Using async memcopy without using cudaMallocHost/cudaHostAlloc?

Hi all,

I’m trying to use the asynchronous cuda memory copy API(cudaMemcpyAsync).
As described in the cuda references, the host memory used by the asynchronous mem copy call needs to be page locked through cudaMallocHost or cudaHostAlloc.
But I need to avoid calling these functions because the host memory I’m using for async copying is from typical malloc() call.
So I manually page-locked these pre-allocated host memory using mlock() system call,
but it seems that the device does not realize that the memory has been page-locked,
so calling asynchronous memory copy generates errors.
I guess the device only recognizes the memory to be page locked only when cudaMallocHost or cudaHostAlloc is used for allocating the memory.
Is there a way to use a memory chunk allocated from malloc (not from cudaMallocHost/cudaHostAlloc) for asynchronous copy?
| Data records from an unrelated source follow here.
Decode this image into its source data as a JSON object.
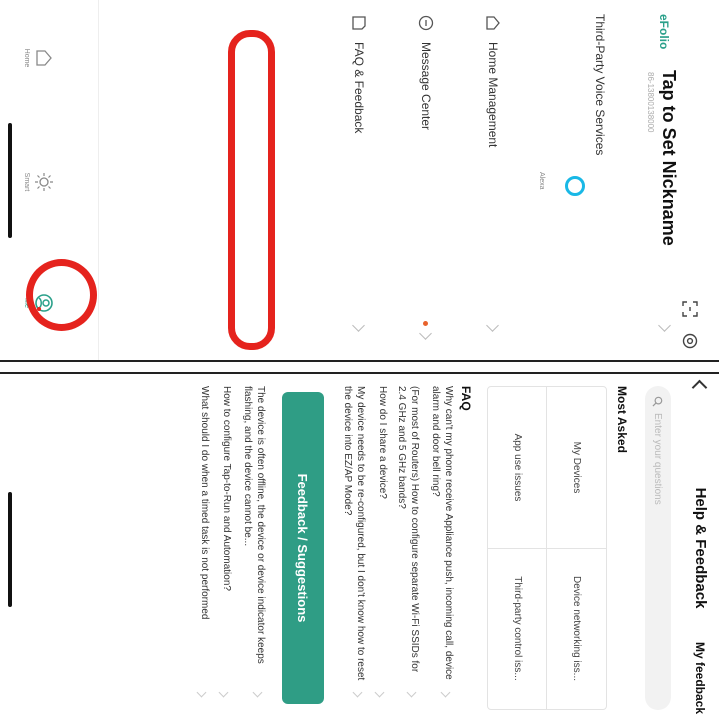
{
  "profile": {
    "brand": "eFolio",
    "nickname": "Tap to Set Nickname",
    "account_id": "86-13800138000",
    "voice_services_label": "Third-Party Voice Services",
    "alexa_label": "Alexa"
  },
  "menu": {
    "items": [
      {
        "label": "Home Management",
        "icon": "house-outline-icon"
      },
      {
        "label": "Message Center",
        "icon": "alert-circle-icon",
        "has_badge": true
      },
      {
        "label": "FAQ & Feedback",
        "icon": "document-icon"
      }
    ]
  },
  "tabbar": {
    "home": "Home",
    "smart": "Smart",
    "me": "Me"
  },
  "colors": {
    "brand_green": "#2aa08a",
    "highlight_red": "#e5231d",
    "alexa_blue": "#19b8e6",
    "button_green": "#2f9d85"
  },
  "help": {
    "title": "Help & Feedback",
    "my_feedback": "My feedback",
    "search_placeholder": "Enter your questions",
    "most_asked_title": "Most Asked",
    "categories": [
      "My Devices",
      "Device networking iss...",
      "App use issues",
      "Third-party control iss..."
    ],
    "faq_title": "FAQ",
    "faq": [
      "Why can't my phone receive Appliance push, incoming call, device alarm and door bell ring?",
      "(For most of Routers) How to configure separate Wi-Fi SSIDs for 2.4 GHz and 5 GHz bands?",
      "How do I share a device?",
      "My device needs to be re-configured, but I don't know how to reset the device into EZ/AP Mode?",
      "The device is often offline, the device or device indicator keeps flashing, and the device cannot be...",
      "How to configure Tap-to-Run and Automation?",
      "What should I do when a timed task is not performed"
    ],
    "feedback_button": "Feedback / Suggestions"
  }
}
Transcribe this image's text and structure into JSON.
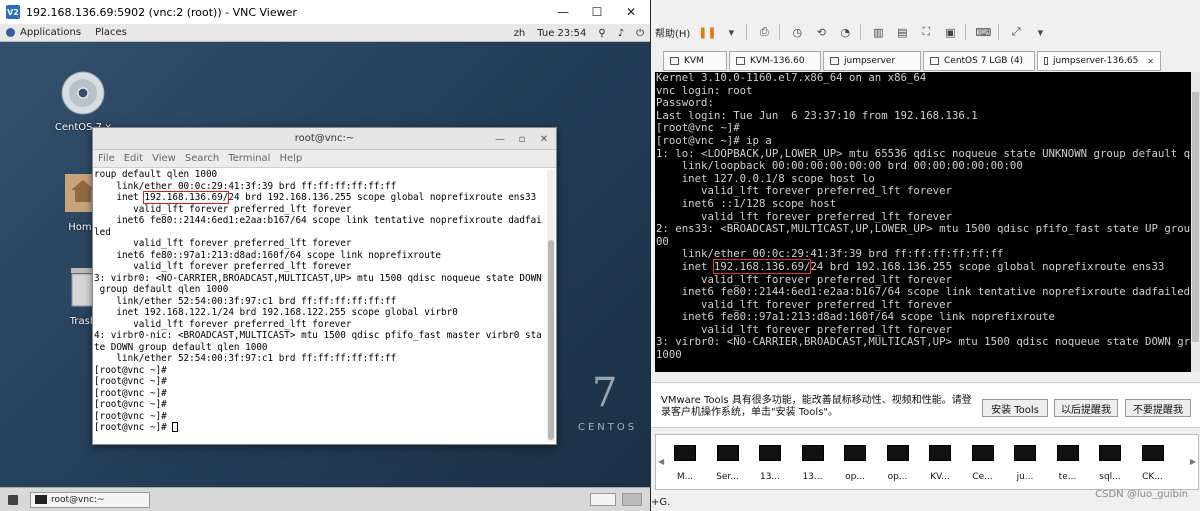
{
  "vnc": {
    "title": "192.168.136.69:5902 (vnc:2 (root)) - VNC Viewer",
    "icon_label": "V2",
    "minimize": "—",
    "maximize": "☐",
    "close": "✕"
  },
  "gnome_bar": {
    "applications": "Applications",
    "places": "Places",
    "lang": "zh",
    "clock": "Tue 23:54"
  },
  "desktop": {
    "icons": [
      "CentOS 7 x",
      "Home",
      "Trash"
    ],
    "brand_number": "7",
    "brand_text": "CENTOS"
  },
  "terminal": {
    "title": "root@vnc:~",
    "menu": [
      "File",
      "Edit",
      "View",
      "Search",
      "Terminal",
      "Help"
    ],
    "lines": [
      "roup default qlen 1000",
      "    link/ether 00:0c:29:41:3f:39 brd ff:ff:ff:ff:ff:ff",
      "    inet ",
      "       valid_lft forever preferred_lft forever",
      "    inet6 fe80::2144:6ed1:e2aa:b167/64 scope link tentative noprefixroute dadfai",
      "led",
      "       valid_lft forever preferred_lft forever",
      "    inet6 fe80::97a1:213:d8ad:160f/64 scope link noprefixroute",
      "       valid_lft forever preferred_lft forever",
      "3: virbr0: <NO-CARRIER,BROADCAST,MULTICAST,UP> mtu 1500 qdisc noqueue state DOWN",
      " group default qlen 1000",
      "    link/ether 52:54:00:3f:97:c1 brd ff:ff:ff:ff:ff:ff",
      "    inet 192.168.122.1/24 brd 192.168.122.255 scope global virbr0",
      "       valid_lft forever preferred_lft forever",
      "4: virbr0-nic: <BROADCAST,MULTICAST> mtu 1500 qdisc pfifo_fast master virbr0 sta",
      "te DOWN group default qlen 1000",
      "    link/ether 52:54:00:3f:97:c1 brd ff:ff:ff:ff:ff:ff",
      "[root@vnc ~]#",
      "[root@vnc ~]#",
      "[root@vnc ~]#",
      "[root@vnc ~]#",
      "[root@vnc ~]#",
      "[root@vnc ~]# "
    ],
    "ip_highlight": "192.168.136.69/",
    "ip_rest": "24 brd 192.168.136.255 scope global noprefixroute ens33"
  },
  "vnc_taskbar": {
    "item": "root@vnc:~"
  },
  "vmware": {
    "help_menu": "帮助(H)",
    "tabs": [
      "KVM",
      "KVM-136.60",
      "jumpserver",
      "CentOS 7 LGB (4)",
      "jumpserver-136.65"
    ],
    "console_lines": [
      "Kernel 3.10.0-1160.el7.x86_64 on an x86_64",
      "",
      "vnc login: root",
      "Password:",
      "Last login: Tue Jun  6 23:37:10 from 192.168.136.1",
      "[root@vnc ~]#",
      "[root@vnc ~]# ip a",
      "1: lo: <LOOPBACK,UP,LOWER_UP> mtu 65536 qdisc noqueue state UNKNOWN group default ql",
      "    link/loopback 00:00:00:00:00:00 brd 00:00:00:00:00:00",
      "    inet 127.0.0.1/8 scope host lo",
      "       valid_lft forever preferred_lft forever",
      "    inet6 ::1/128 scope host",
      "       valid_lft forever preferred_lft forever",
      "2: ens33: <BROADCAST,MULTICAST,UP,LOWER_UP> mtu 1500 qdisc pfifo_fast state UP group",
      "00",
      "    link/ether 00:0c:29:41:3f:39 brd ff:ff:ff:ff:ff:ff",
      "    inet ",
      "       valid_lft forever preferred_lft forever",
      "    inet6 fe80::2144:6ed1:e2aa:b167/64 scope link tentative noprefixroute dadfailed",
      "       valid_lft forever preferred_lft forever",
      "    inet6 fe80::97a1:213:d8ad:160f/64 scope link noprefixroute",
      "       valid_lft forever preferred_lft forever",
      "3: virbr0: <NO-CARRIER,BROADCAST,MULTICAST,UP> mtu 1500 qdisc noqueue state DOWN gro",
      "1000"
    ],
    "ip_highlight": "192.168.136.69/",
    "ip_rest": "24 brd 192.168.136.255 scope global noprefixroute ens33",
    "notice": "VMware Tools 具有很多功能，能改善鼠标移动性、视频和性能。请登录客户机操作系统，单击\"安装 Tools\"。",
    "buttons": [
      "安装 Tools",
      "以后提醒我",
      "不要提醒我"
    ],
    "thumbs": [
      "M...",
      "Ser...",
      "13...",
      "13...",
      "op...",
      "op...",
      "KV...",
      "Ce...",
      "ju...",
      "te...",
      "sql...",
      "CK..."
    ],
    "status_left": "+G.",
    "watermark": "CSDN @luo_guibin"
  },
  "colors": {
    "highlight": "#d32020",
    "desktop": "#2b4662"
  }
}
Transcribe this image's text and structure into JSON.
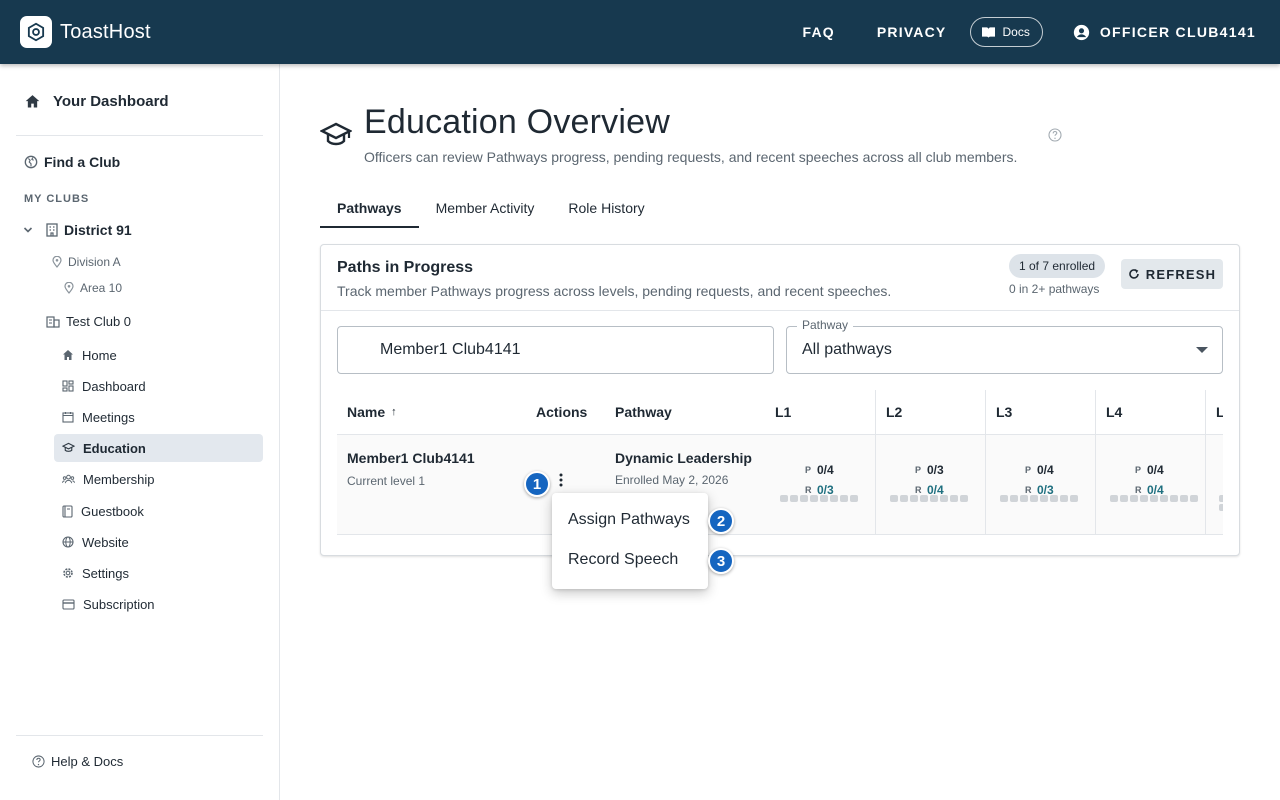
{
  "app": {
    "name": "ToastHost"
  },
  "topnav": {
    "faq": "FAQ",
    "privacy": "PRIVACY",
    "docs": "Docs",
    "account": "OFFICER CLUB4141"
  },
  "sidebar": {
    "dashboard": "Your Dashboard",
    "find_club": "Find a Club",
    "section": "MY CLUBS",
    "district": "District 91",
    "division": "Division A",
    "area": "Area 10",
    "club": "Test Club 0",
    "items": [
      {
        "label": "Home",
        "icon": "home-icon"
      },
      {
        "label": "Dashboard",
        "icon": "dashboard-icon"
      },
      {
        "label": "Meetings",
        "icon": "calendar-icon"
      },
      {
        "label": "Education",
        "icon": "graduation-cap-icon",
        "active": true
      },
      {
        "label": "Membership",
        "icon": "people-icon"
      },
      {
        "label": "Guestbook",
        "icon": "book-icon"
      },
      {
        "label": "Website",
        "icon": "globe-icon"
      },
      {
        "label": "Settings",
        "icon": "gear-icon"
      },
      {
        "label": "Subscription",
        "icon": "credit-card-icon"
      }
    ],
    "help": "Help & Docs"
  },
  "page": {
    "title": "Education Overview",
    "subtitle": "Officers can review Pathways progress, pending requests, and recent speeches across all club members."
  },
  "tabs": [
    {
      "label": "Pathways",
      "active": true
    },
    {
      "label": "Member Activity"
    },
    {
      "label": "Role History"
    }
  ],
  "card": {
    "title": "Paths in Progress",
    "subtitle": "Track member Pathways progress across levels, pending requests, and recent speeches.",
    "chip": "1 of 7 enrolled",
    "chip_note": "0 in 2+ pathways",
    "refresh": "REFRESH"
  },
  "filters": {
    "search_value": "Member1 Club4141",
    "pathway_label": "Pathway",
    "pathway_value": "All pathways"
  },
  "table": {
    "headers": {
      "name": "Name",
      "sort": "↑",
      "actions": "Actions",
      "pathway": "Pathway",
      "levels": [
        "L1",
        "L2",
        "L3",
        "L4",
        "L"
      ]
    },
    "rows": [
      {
        "name": "Member1 Club4141",
        "level": "Current level 1",
        "pathway": "Dynamic Leadership",
        "enrolled": "Enrolled May 2, 2026",
        "levels": [
          {
            "p_key": "P",
            "p": "0/4",
            "r_key": "R",
            "r": "0/3"
          },
          {
            "p_key": "P",
            "p": "0/3",
            "r_key": "R",
            "r": "0/4"
          },
          {
            "p_key": "P",
            "p": "0/4",
            "r_key": "R",
            "r": "0/3"
          },
          {
            "p_key": "P",
            "p": "0/4",
            "r_key": "R",
            "r": "0/4"
          }
        ]
      }
    ]
  },
  "menu": {
    "items": [
      "Assign Pathways",
      "Record Speech"
    ]
  },
  "badges": [
    "1",
    "2",
    "3"
  ],
  "colors": {
    "topbar": "#17394f",
    "accent_teal": "#1e6f7f",
    "badge": "#1565c0",
    "active_nav": "#e3e8ee"
  }
}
Sorry but this is not going to work … as you said, the driver needs to pin memory by itself. Otherwise how could it make sure that the memory mapping hasn’t been modified while it’s being used ? Unfortunately i fear there is just no way to avoid explicit calls to cudaMallocHost yet. Please note that calling mlock just adds a reference to the refcnt on each page in the virtual memory, i think (but i’m not 100% sure) that its semantic is that the page will not be swapped, but it does not garantee that the page physical address will be constant (for instance if we have a page migration on another numa node, the physical page is not the same, but the virtual address is not swapped.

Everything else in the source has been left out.